Employer Child Care Tax Credit – This now exists in two separate legislative packages — HB 2237 and HB 2597. The former is mostly a bundle of housing tax credits, and the latter contains a mixture of tax policy changes. The good news is that both bundles contain language that retains at least the full scope of the original child care tax credit expansion we originally proposed. Both bundles are ready for consideration by the Senate and House when lawmakers return later this month.

School Finance – Education negotiators met last week and agreed to extract the K-12 budget from the main budget bill and place it in HB 2567 alongside some controversial policies. While there was a great deal of speculation around what the final school finance package would contain, lawmakers ultimately decided to keep the budget for our public schools separate from their worst policy ideas of the session. They did pair education funding with a few questionable policy provisions – such as open-enrollment, part-time enrollment, and a fundamental change to the Kansas Promise Scholarship – but the core of HB 2567 still contains a school finance formula that provides constitutionally adequate funding for Kansas students’ education. The Senate would have been able to consider this bill late Friday night, but they chose to hold off until they return for veto session.

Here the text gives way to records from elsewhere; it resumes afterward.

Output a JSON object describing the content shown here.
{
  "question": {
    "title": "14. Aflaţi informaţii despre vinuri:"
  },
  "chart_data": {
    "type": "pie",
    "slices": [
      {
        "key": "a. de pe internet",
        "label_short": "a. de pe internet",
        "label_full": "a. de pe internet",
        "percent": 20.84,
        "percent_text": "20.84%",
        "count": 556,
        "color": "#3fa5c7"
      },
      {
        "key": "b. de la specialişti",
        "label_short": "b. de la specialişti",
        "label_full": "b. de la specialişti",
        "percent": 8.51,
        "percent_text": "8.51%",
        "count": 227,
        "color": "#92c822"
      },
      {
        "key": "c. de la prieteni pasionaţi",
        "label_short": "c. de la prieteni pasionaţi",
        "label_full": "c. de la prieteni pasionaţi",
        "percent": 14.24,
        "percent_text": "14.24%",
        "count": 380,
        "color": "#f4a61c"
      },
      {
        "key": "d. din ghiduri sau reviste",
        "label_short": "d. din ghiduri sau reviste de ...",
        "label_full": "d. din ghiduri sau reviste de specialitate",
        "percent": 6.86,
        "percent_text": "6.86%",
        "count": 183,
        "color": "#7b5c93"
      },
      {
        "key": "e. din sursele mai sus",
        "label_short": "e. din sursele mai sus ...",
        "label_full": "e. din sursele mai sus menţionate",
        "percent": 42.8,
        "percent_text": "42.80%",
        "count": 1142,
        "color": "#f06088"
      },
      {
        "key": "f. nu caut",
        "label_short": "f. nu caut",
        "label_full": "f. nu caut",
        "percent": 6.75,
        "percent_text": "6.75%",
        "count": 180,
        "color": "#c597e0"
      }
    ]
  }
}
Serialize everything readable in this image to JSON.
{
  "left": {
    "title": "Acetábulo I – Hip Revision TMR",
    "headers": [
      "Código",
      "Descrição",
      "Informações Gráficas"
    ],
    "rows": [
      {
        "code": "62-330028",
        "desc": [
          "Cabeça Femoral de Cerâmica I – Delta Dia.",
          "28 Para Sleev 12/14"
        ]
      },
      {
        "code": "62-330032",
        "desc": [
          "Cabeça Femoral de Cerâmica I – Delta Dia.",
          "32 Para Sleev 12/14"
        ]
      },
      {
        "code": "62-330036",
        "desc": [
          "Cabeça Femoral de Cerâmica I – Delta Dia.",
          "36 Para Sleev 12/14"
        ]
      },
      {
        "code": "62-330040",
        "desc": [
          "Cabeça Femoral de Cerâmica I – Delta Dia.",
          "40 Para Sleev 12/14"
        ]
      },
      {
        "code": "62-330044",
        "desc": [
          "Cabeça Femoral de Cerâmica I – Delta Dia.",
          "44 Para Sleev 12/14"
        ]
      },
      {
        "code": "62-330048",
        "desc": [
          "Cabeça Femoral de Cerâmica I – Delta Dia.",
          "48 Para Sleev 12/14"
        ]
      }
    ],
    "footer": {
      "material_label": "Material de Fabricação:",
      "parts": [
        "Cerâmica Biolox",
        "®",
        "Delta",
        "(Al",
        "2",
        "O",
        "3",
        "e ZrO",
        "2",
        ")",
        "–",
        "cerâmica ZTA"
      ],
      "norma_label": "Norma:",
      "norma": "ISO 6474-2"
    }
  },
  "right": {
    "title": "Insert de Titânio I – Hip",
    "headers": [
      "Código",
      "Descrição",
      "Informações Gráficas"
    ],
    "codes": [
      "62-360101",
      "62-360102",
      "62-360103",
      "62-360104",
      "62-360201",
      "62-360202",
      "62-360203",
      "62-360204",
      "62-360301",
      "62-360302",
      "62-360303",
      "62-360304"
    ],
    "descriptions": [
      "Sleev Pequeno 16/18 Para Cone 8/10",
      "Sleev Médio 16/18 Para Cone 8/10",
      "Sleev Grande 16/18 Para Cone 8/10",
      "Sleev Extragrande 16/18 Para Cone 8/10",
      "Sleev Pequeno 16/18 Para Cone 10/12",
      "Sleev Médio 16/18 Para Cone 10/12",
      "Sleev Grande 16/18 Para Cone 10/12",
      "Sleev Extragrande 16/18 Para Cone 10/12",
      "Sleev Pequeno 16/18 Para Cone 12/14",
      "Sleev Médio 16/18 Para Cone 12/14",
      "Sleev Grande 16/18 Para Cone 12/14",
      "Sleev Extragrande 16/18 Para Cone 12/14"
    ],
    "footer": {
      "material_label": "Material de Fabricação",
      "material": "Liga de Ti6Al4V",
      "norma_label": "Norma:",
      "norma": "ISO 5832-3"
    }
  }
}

Education Policy  The Legislature passed two education bills on to the Governor for her signature or veto – SB 58 and SB 160. These are the Senate’s version of the “Parents’ Bill of Rights” and the anti-transgender athlete bill. Much has been said about these bills, including in our previous snapshots, so suffice it to say that Kansas Action for Children opposed both bills, and we are greatly disappointed in the outcome of the votes on these pieces of legislation. Fortunately, neither bill received a veto-proof majority in either chamber, which means there is still hope for preventing these unnecessary, ideologically-driven bills from becoming law. But both votes were close enough that it’s unclear how the potential override votes will turn out if the Governor uses her veto pen on these bills.


The $14.9 billion budget bill, House Sub. for Sub. SB 267, passed both chambers late last week and will be going before the Governor to be signed into law. We are especially pleased that the funding to extend Medicaid coverage for pregnant women in the postpartum period was included (increasing from the current 60 days to 12 months), as well as much needed increases in reimbursement rates for I/DD and HCBS waiver service providers that were championed by members of the House Social Services Budget Committee. We look forward to the state taking the next steps to put in place these important changes for some of the most vulnerable Kansans. Upon their return, lawmakers will begin the omnibus budget process, which could include the K-12 education funding bill and deferred decisions on rural housing investments proposed by the Governor.


After three weeks in their communities, lawmakers will return to Topeka on April 25 to begin the last phase of the 2022 Session. Will lawmakers commit to policies helping Kansas kids and their families? Or will the Legislature use its limited time to focus on ideological debates? We will have a much better idea of what to expect for the last 15 days of session closer to when they reconvene.